Gempa ini tidak hanya berdampak pada Rusia, tetapi juga memicu alarm di banyak negara di kawasan Pasiifik, termasuk Jepang, Filipina, Hawaii, serta pantai barat Amerika Serikat dan Amerika Latin.

Di Jepang, yang terletak dekat dengan daerah yang terkena gempa, telah terdeteksi gelombang pasang yang semakin tinggi. Badan Meteorologi Jepang melaporkan bahwa tsunami setinggi 1,3 meter tercatat pada pukul 13.52. Mereka juga mengeluarkan peringatan tentang kemungkinan tsunami setinggi hingga tiga meter.

Sebagai langkah pencegahan, badan penanggulangan bencana Jepang merekomendasikan evakuasi bagi lebih dari 900.000 penduduk di 133 komunitas di sepanjang pantai Pasifik Jepang, dari Hokkaido hingga Okinawa. Operator pembangkit listrik tenaga nuklir Fukushima juga melaporkan bahwa mereka telah membawa pekerjanya ke tempat yang aman.

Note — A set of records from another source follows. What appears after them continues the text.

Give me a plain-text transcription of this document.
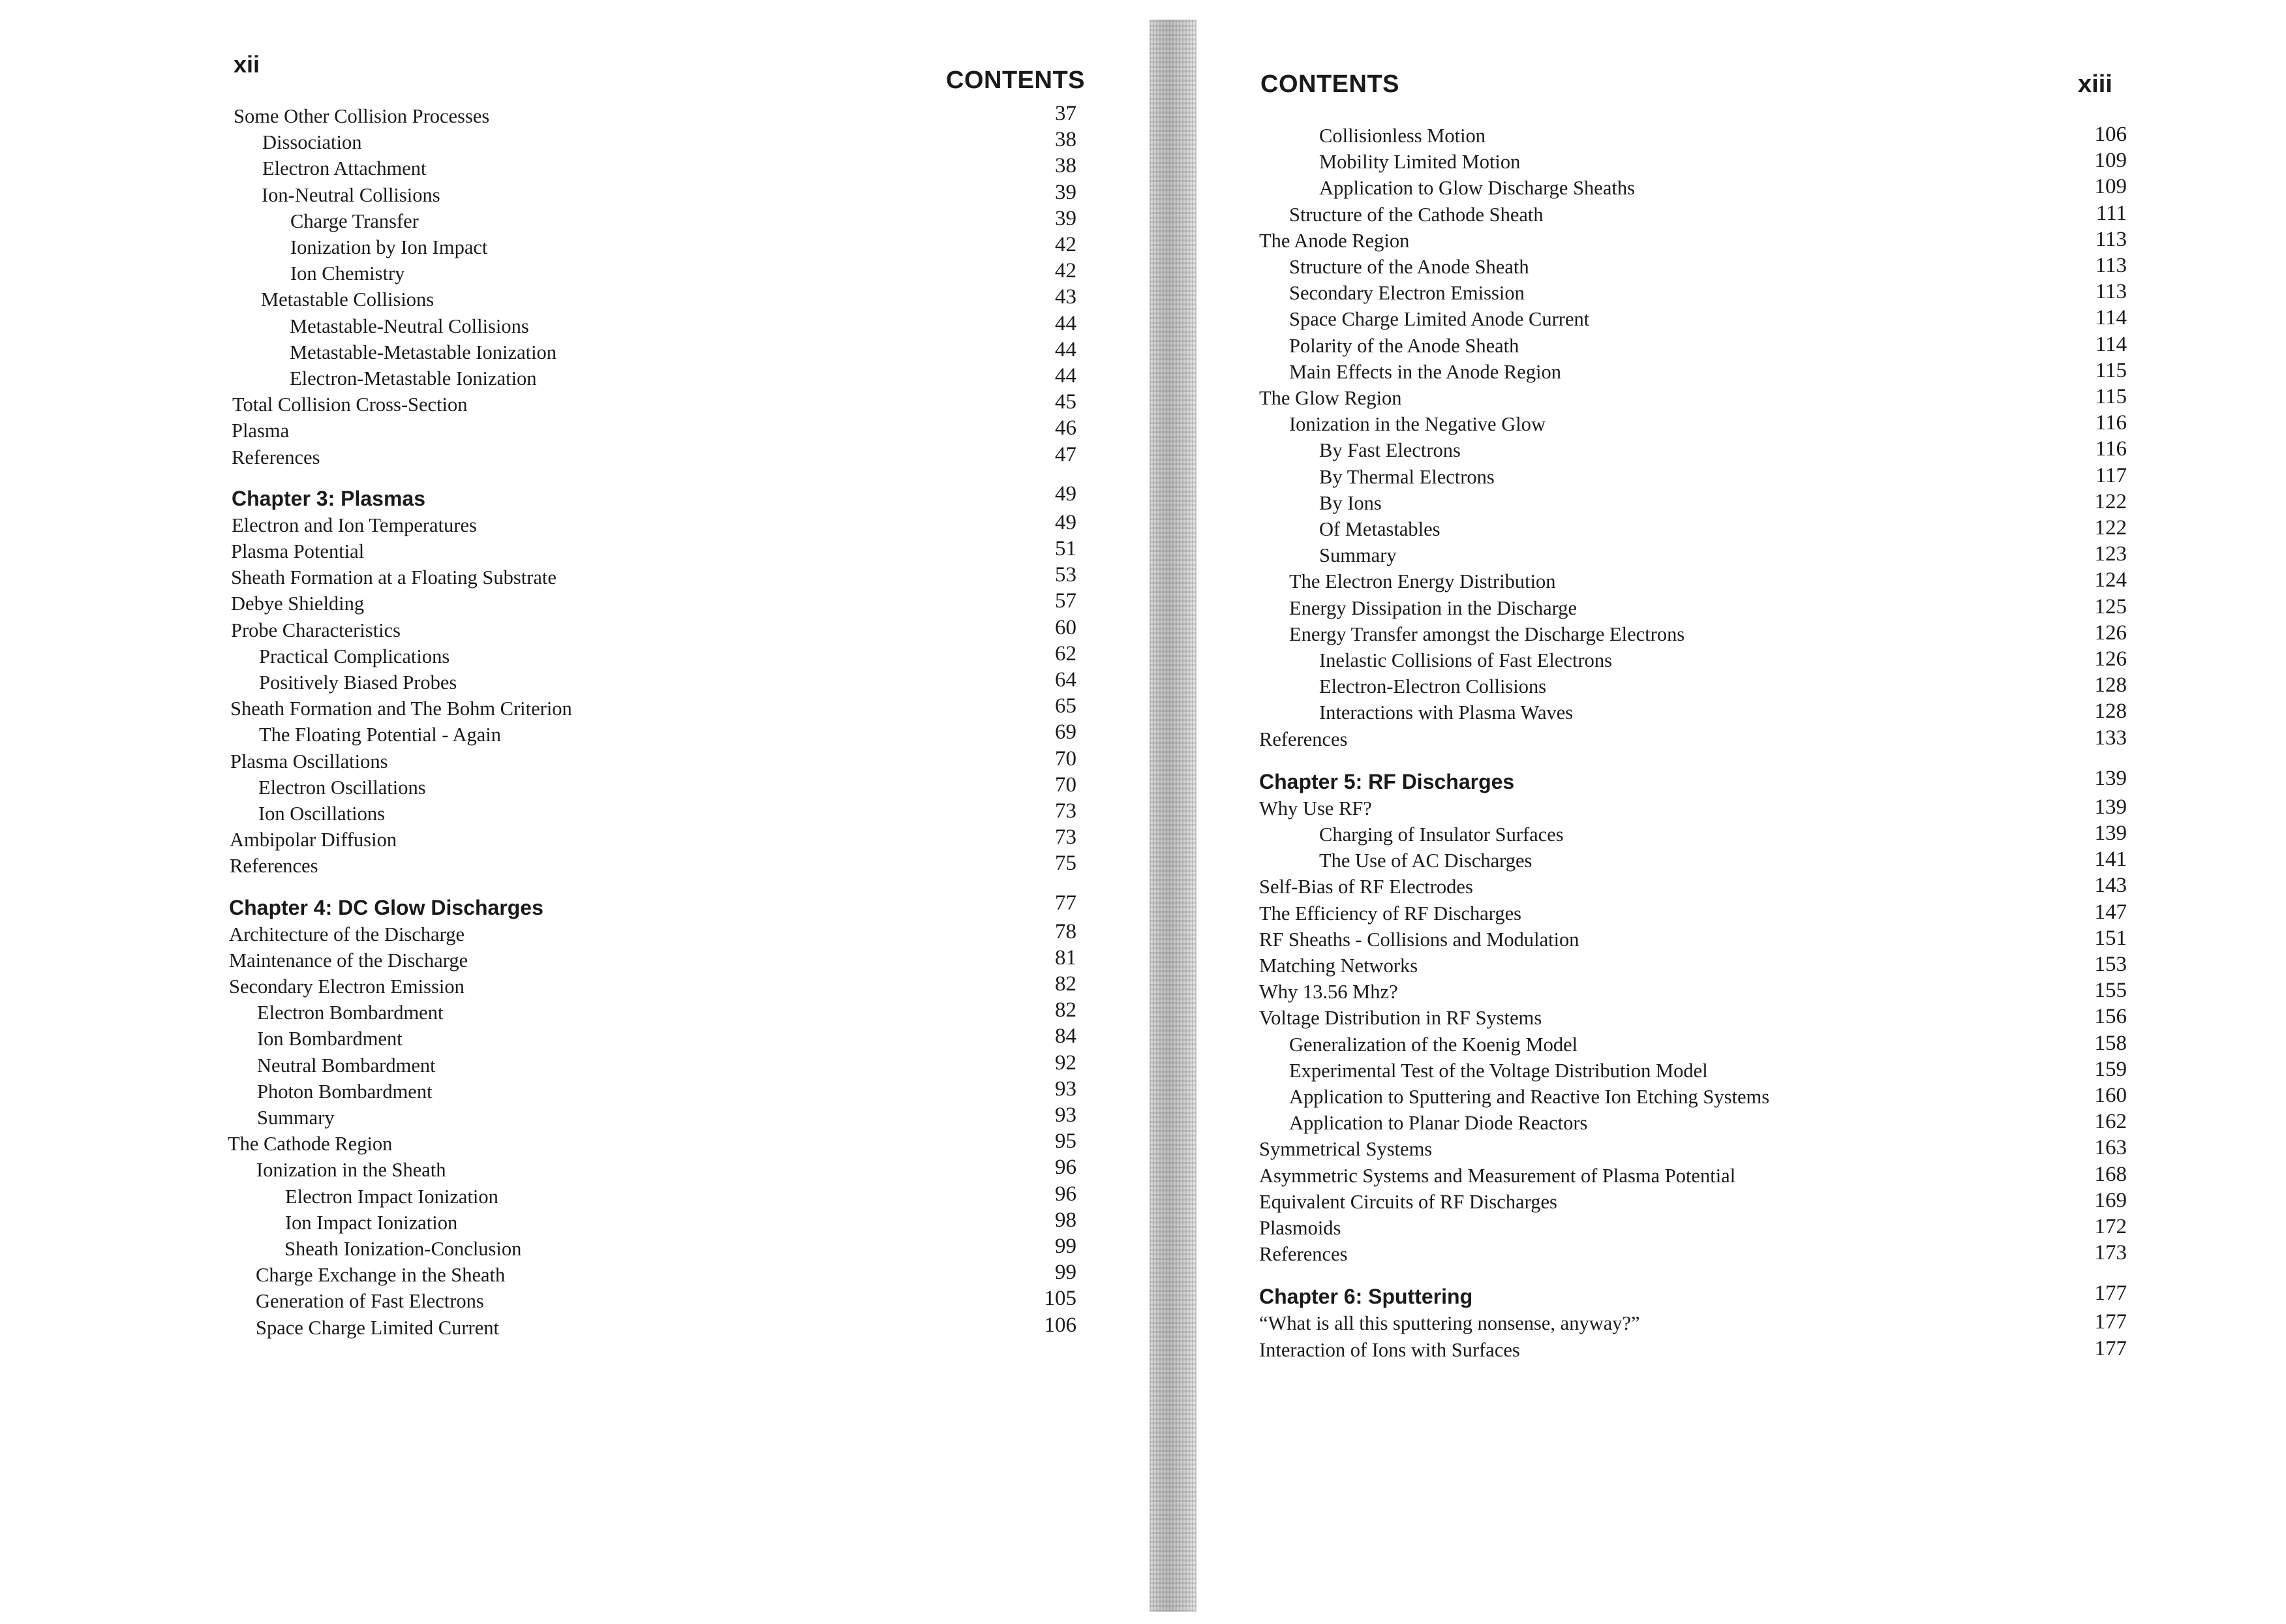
xii
CONTENTS
Some Other Collision Processes	37
Dissociation	38
Electron Attachment	38
Ion-Neutral Collisions	39
Charge Transfer	39
Ionization by Ion Impact	42
Ion Chemistry	42
Metastable Collisions	43
Metastable-Neutral Collisions	44
Metastable-Metastable Ionization	44
Electron-Metastable Ionization	44
Total Collision Cross-Section	45
Plasma	46
References	47
Chapter 3: Plasmas	49
Electron and Ion Temperatures	49
Plasma Potential	51
Sheath Formation at a Floating Substrate	53
Debye Shielding	57
Probe Characteristics	60
Practical Complications	62
Positively Biased Probes	64
Sheath Formation and The Bohm Criterion	65
The Floating Potential - Again	69
Plasma Oscillations	70
Electron Oscillations	70
Ion Oscillations	73
Ambipolar Diffusion	73
References	75
Chapter 4: DC Glow Discharges	77
Architecture of the Discharge	78
Maintenance of the Discharge	81
Secondary Electron Emission	82
Electron Bombardment	82
Ion Bombardment	84
Neutral Bombardment	92
Photon Bombardment	93
Summary	93
The Cathode Region	95
Ionization in the Sheath	96
Electron Impact Ionization	96
Ion Impact Ionization	98
Sheath Ionization-Conclusion	99
Charge Exchange in the Sheath	99
Generation of Fast Electrons	105
Space Charge Limited Current	106
CONTENTS	xiii
Collisionless Motion	106
Mobility Limited Motion	109
Application to Glow Discharge Sheaths	109
Structure of the Cathode Sheath	111
The Anode Region	113
Structure of the Anode Sheath	113
Secondary Electron Emission	113
Space Charge Limited Anode Current	114
Polarity of the Anode Sheath	114
Main Effects in the Anode Region	115
The Glow Region	115
Ionization in the Negative Glow	116
By Fast Electrons	116
By Thermal Electrons	117
By Ions	122
Of Metastables	122
Summary	123
The Electron Energy Distribution	124
Energy Dissipation in the Discharge	125
Energy Transfer amongst the Discharge Electrons	126
Inelastic Collisions of Fast Electrons	126
Electron-Electron Collisions	128
Interactions with Plasma Waves	128
References	133
Chapter 5: RF Discharges	139
Why Use RF?	139
Charging of Insulator Surfaces	139
The Use of AC Discharges	141
Self-Bias of RF Electrodes	143
The Efficiency of RF Discharges	147
RF Sheaths - Collisions and Modulation	151
Matching Networks	153
Why 13.56 Mhz?	155
Voltage Distribution in RF Systems	156
Generalization of the Koenig Model	158
Experimental Test of the Voltage Distribution Model	159
Application to Sputtering and Reactive Ion Etching Systems	160
Application to Planar Diode Reactors	162
Symmetrical Systems	163
Asymmetric Systems and Measurement of Plasma Potential	168
Equivalent Circuits of RF Discharges	169
Plasmoids	172
References	173
Chapter 6: Sputtering	177
“What is all this sputtering nonsense, anyway?”	177
Interaction of Ions with Surfaces	177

Kamtschatka terletak di daerah pertemuan antara lempeng kontinental Pasifik dan Amerika Utara, menjadikannya salah satu daerah dengan aktivitas gempa bumi tertinggi di dunia. Sebelumnya, pada 20 Juli, terjadi gempa bumi di wilayah yang sama dengan kekuatan 7,4, tetapi tidak menyebabkan kerusakan yang signifikan.

Situasi ini terus dipantau, dan masyarakat diminta untuk tetap waspada terhadap kemungkinan terjadi gempa susulan dan tsunami.